Wednesday 2 September 2020

Fixing a Problem

It's a three-page story, with basically seven lines of facts that matter.  The District of Columbia mayor went out weeks ago and appointed a committee to survey the statues and memorials in DC.  They came back this week and recommended that the Washington and Jefferson memorials be “removed, relocated, or contextualized”.

On top of that....a list of another dozen-odd characters were put on the 'bad-boy' list (to include that nasty Alexander Graham Bell). 

I looked over the commentary, and then asked myself....what exactly is contextualized?  It sounds like some type of minor operation where you'd have something on your body removed.

Well....it basically means you add a great deal of text or counter-statements....to explain the entire situation.  You aren't exactly fixing anything.....you simply are presenting another argument. 

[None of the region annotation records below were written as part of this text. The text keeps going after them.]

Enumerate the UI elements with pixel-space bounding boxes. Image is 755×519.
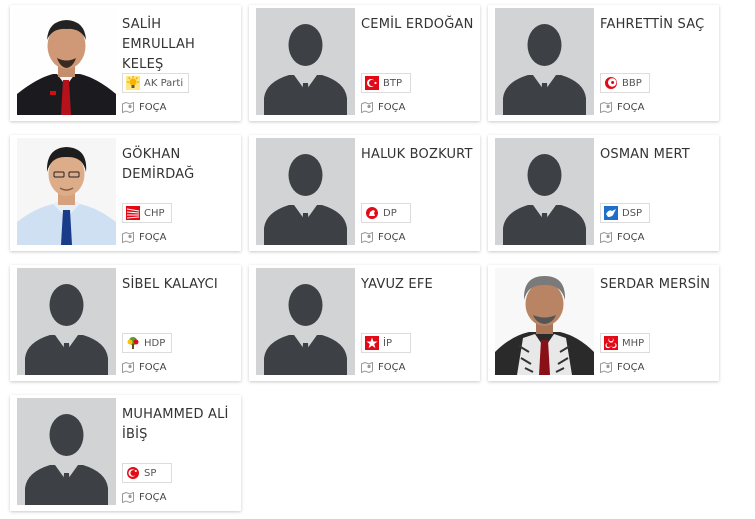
candidate-card[interactable]: SERDAR MERSİN MHP FOÇA [488,265,719,381]
party-name: BTP [383,77,402,89]
candidate-name[interactable]: SERDAR MERSİN [600,275,715,295]
party-name: DP [383,207,397,219]
candidate-photo-placeholder [256,138,355,245]
candidate-photo-placeholder [495,8,594,115]
candidate-name[interactable]: YAVUZ EFE [361,275,476,295]
party-badge: BTP [361,73,411,93]
candidate-photo-placeholder [256,268,355,375]
location-label: FOÇA [617,102,645,113]
location: FOÇA [600,362,644,373]
party-badge: MHP [600,333,651,353]
party-name: MHP [622,337,645,349]
location: FOÇA [361,102,405,113]
candidate-card[interactable]: YAVUZ EFE İP FOÇA [249,265,480,381]
party-name: CHP [144,207,165,219]
location-label: FOÇA [139,362,167,373]
map-icon [361,232,373,243]
party-badge: AK Parti [122,73,190,93]
candidate-photo-placeholder [17,268,116,375]
location-label: FOÇA [139,492,167,503]
candidate-photo [17,138,116,245]
location-label: FOÇA [617,232,645,243]
btp-crescent-icon [364,75,380,91]
candidate-card[interactable]: FAHRETTİN SAÇ BBP FOÇA [488,5,719,121]
candidate-card[interactable]: MUHAMMED ALİ İBİŞ SP FOÇA [10,395,241,511]
party-badge: CHP [122,203,172,223]
map-icon [122,492,134,503]
candidate-name[interactable]: OSMAN MERT [600,145,715,165]
candidate-photo [17,8,116,115]
dsp-dove-icon [603,205,619,221]
party-name: DSP [622,207,643,219]
location: FOÇA [122,362,166,373]
location: FOÇA [600,232,644,243]
party-name: BBP [622,77,642,89]
map-icon [600,232,612,243]
map-icon [122,232,134,243]
candidate-card[interactable]: SALİH EMRULLAH KELEŞ AK Parti FOÇA [10,5,241,121]
candidate-card[interactable]: SİBEL KALAYCI HDP FOÇA [10,265,241,381]
location: FOÇA [122,102,166,113]
party-badge: DP [361,203,411,223]
candidate-name[interactable]: GÖKHAN DEMİRDAĞ [122,145,237,185]
location-label: FOÇA [378,232,406,243]
location-label: FOÇA [378,102,406,113]
party-badge: İP [361,333,411,353]
candidate-name[interactable]: MUHAMMED ALİ İBİŞ [122,405,237,445]
bbp-crescent-icon [603,75,619,91]
map-icon [600,362,612,373]
location: FOÇA [361,232,405,243]
party-name: İP [383,337,392,349]
party-badge: SP [122,463,172,483]
location: FOÇA [361,362,405,373]
mhp-crescents-icon [603,335,619,351]
candidate-photo-placeholder [17,398,116,505]
ip-sun-icon [364,335,380,351]
location: FOÇA [600,102,644,113]
akp-bulb-icon [125,75,141,91]
candidate-name[interactable]: SALİH EMRULLAH KELEŞ [122,15,237,75]
party-name: HDP [144,337,166,349]
map-icon [122,362,134,373]
candidate-name[interactable]: CEMİL ERDOĞAN [361,15,476,35]
chp-arrows-icon [125,205,141,221]
hdp-tree-icon [125,335,141,351]
candidate-card[interactable]: OSMAN MERT DSP FOÇA [488,135,719,251]
map-icon [122,102,134,113]
location-label: FOÇA [139,232,167,243]
party-name: AK Parti [144,77,184,89]
location-label: FOÇA [139,102,167,113]
location: FOÇA [122,492,166,503]
party-badge: BBP [600,73,650,93]
party-badge: DSP [600,203,650,223]
candidate-name[interactable]: HALUK BOZKURT [361,145,476,165]
candidate-photo [495,268,594,375]
candidate-card[interactable]: GÖKHAN DEMİRDAĞ CHP FOÇA [10,135,241,251]
map-icon [361,362,373,373]
candidate-name[interactable]: SİBEL KALAYCI [122,275,237,295]
candidate-photo-placeholder [256,8,355,115]
location: FOÇA [122,232,166,243]
party-badge: HDP [122,333,172,353]
location-label: FOÇA [378,362,406,373]
party-name: SP [144,467,157,479]
candidate-card[interactable]: CEMİL ERDOĞAN BTP FOÇA [249,5,480,121]
candidate-name[interactable]: FAHRETTİN SAÇ [600,15,715,35]
sp-crescent-icon [125,465,141,481]
candidate-card[interactable]: HALUK BOZKURT DP FOÇA [249,135,480,251]
dp-horse-icon [364,205,380,221]
map-icon [600,102,612,113]
location-label: FOÇA [617,362,645,373]
candidate-photo-placeholder [495,138,594,245]
map-icon [361,102,373,113]
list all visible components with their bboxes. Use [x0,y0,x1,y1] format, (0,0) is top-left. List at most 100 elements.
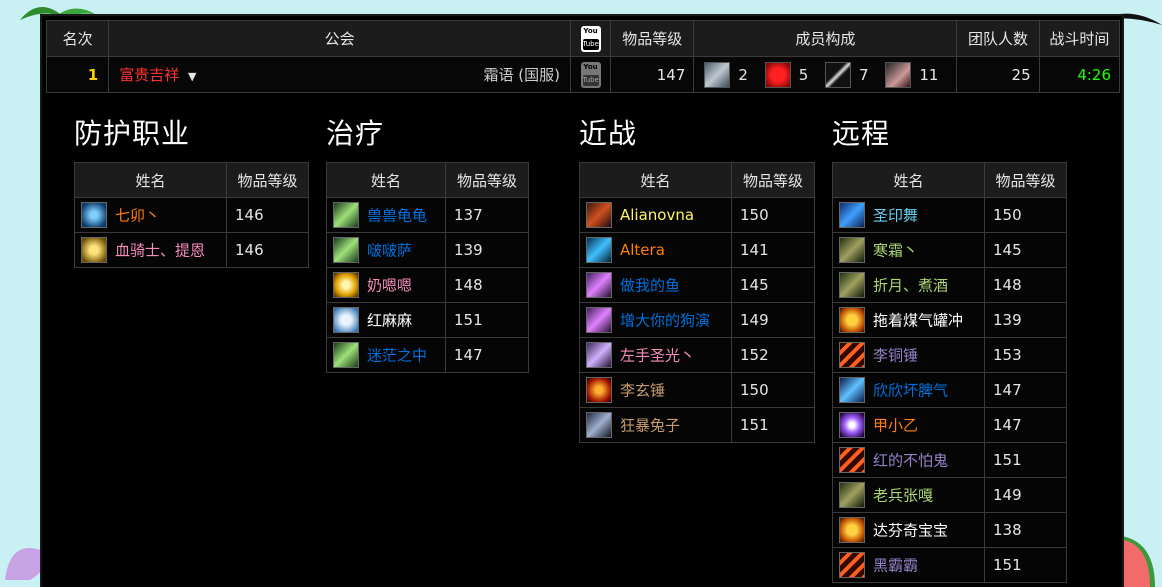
player-name-cell[interactable]: 李玄锤 [579,372,732,408]
player-row[interactable]: Alianovna 150 [579,197,815,233]
player-name-cell[interactable]: 红麻麻 [326,302,446,338]
player-name-cell[interactable]: 兽兽龟龟 [326,197,446,233]
player-name-cell[interactable]: 李铜锤 [832,337,985,373]
player-name-link[interactable]: 增大你的狗演 [620,312,710,330]
player-name-link[interactable]: 欣欣坏脾气 [873,382,948,400]
youtube-video-icon[interactable]: You Tube [580,61,601,88]
player-item-level: 153 [984,337,1067,373]
player-name-cell[interactable]: 老兵张嘎 [832,477,985,513]
player-name-cell[interactable]: 做我的鱼 [579,267,732,303]
player-name-link[interactable]: 寒霜丶 [873,242,918,260]
player-name-cell[interactable]: 血骑士、提恩 [74,232,227,268]
player-name-link[interactable]: 达芬奇宝宝 [873,522,948,540]
player-name-link[interactable]: 做我的鱼 [620,277,680,295]
player-name-link[interactable]: 狂暴兔子 [620,417,680,435]
player-item-level: 139 [445,232,529,268]
player-name-cell[interactable]: 迷茫之中 [326,337,446,373]
player-row[interactable]: 寒霜丶 145 [832,232,1067,268]
realm-label: 霜语 (国服) [483,66,560,84]
player-row[interactable]: 啵啵萨 139 [326,232,529,268]
player-row[interactable]: 黑霸霸 151 [832,547,1067,583]
fight-time-value: 4:26 [1038,56,1121,93]
ilvl-header: 物品等级 [445,162,529,198]
player-row[interactable]: 奶嗯嗯 148 [326,267,529,303]
player-row[interactable]: 七卯丶 146 [74,197,309,233]
guild-cell[interactable]: 富贵吉祥 ▼ 霜语 (国服) [108,56,571,93]
player-name-link[interactable]: 李铜锤 [873,347,918,365]
player-row[interactable]: 李玄锤 150 [579,372,815,408]
player-name-link[interactable]: 红的不怕鬼 [873,452,948,470]
player-row[interactable]: 拖着煤气罐冲 139 [832,302,1067,338]
player-item-level: 139 [984,302,1067,338]
player-name-link[interactable]: Altera [620,241,665,259]
player-row[interactable]: 狂暴兔子 151 [579,407,815,443]
player-name-link[interactable]: 拖着煤气罐冲 [873,312,963,330]
player-name-cell[interactable]: 七卯丶 [74,197,227,233]
player-name-link[interactable]: 红麻麻 [367,312,412,330]
player-item-level: 148 [984,267,1067,303]
player-row[interactable]: Altera 141 [579,232,815,268]
player-row[interactable]: 达芬奇宝宝 138 [832,512,1067,548]
player-name-link[interactable]: 圣印舞 [873,207,918,225]
player-name-cell[interactable]: 拖着煤气罐冲 [832,302,985,338]
item-level-value: 147 [610,56,695,93]
player-name-link[interactable]: 李玄锤 [620,382,665,400]
player-row[interactable]: 做我的鱼 145 [579,267,815,303]
player-name-cell[interactable]: 啵啵萨 [326,232,446,268]
player-name-cell[interactable]: 黑霸霸 [832,547,985,583]
player-name-link[interactable]: 折月、煮酒 [873,277,948,295]
player-item-level: 151 [984,442,1067,478]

Fact-checking?  Well....yeah, it's basically official fact-checking by someone.

The chief problem?  Once you go and contextualize something....the next day, another guy arrives, and he wants to contextualize your contextualization.  That means he wants to explain how your comments were wrong or stupid.

A day passes, and a third guy arrives, who wants to contextualize the counter-contextualize statement going after the original contextualization.  Does it ever end?  No.  That's the amusing part of this discussion.

How to resolve this?  It's pretty simple. 

Various studies have been done with the geographic and cultural situation of Washington DC, and it's time to draw the map of official buildings in the District 'quarter', and return approximately 80-percent of DC....back to Maryland. 

Yes, it would relieve the burden upon the mayor, and the district population....they'd finally find relief.

The official district area left?  You'd go and appoint a federal governor (two-year term), allowing the President to select the individual (yes, it could be a Naval admiral or Army General). 

Creating a problem for Maryland?  Presently, Baltimore is the 'heart' of the state and is where all problems exist.  If you floated the DC suburbs back into Maryland, that would now out-rank Baltimore, and create an immediate discussion over public safety.  They'd have plenty to keep themselves busy upon.

Trump could easily flip this into a quick deal....suggesting that he'd sign the paperwork to start the land transfer, and various states could pass legislation to allow the movement to occur.  Let's be honest, we already did this with Alexandria and Arlington (being transferred back to Virginia).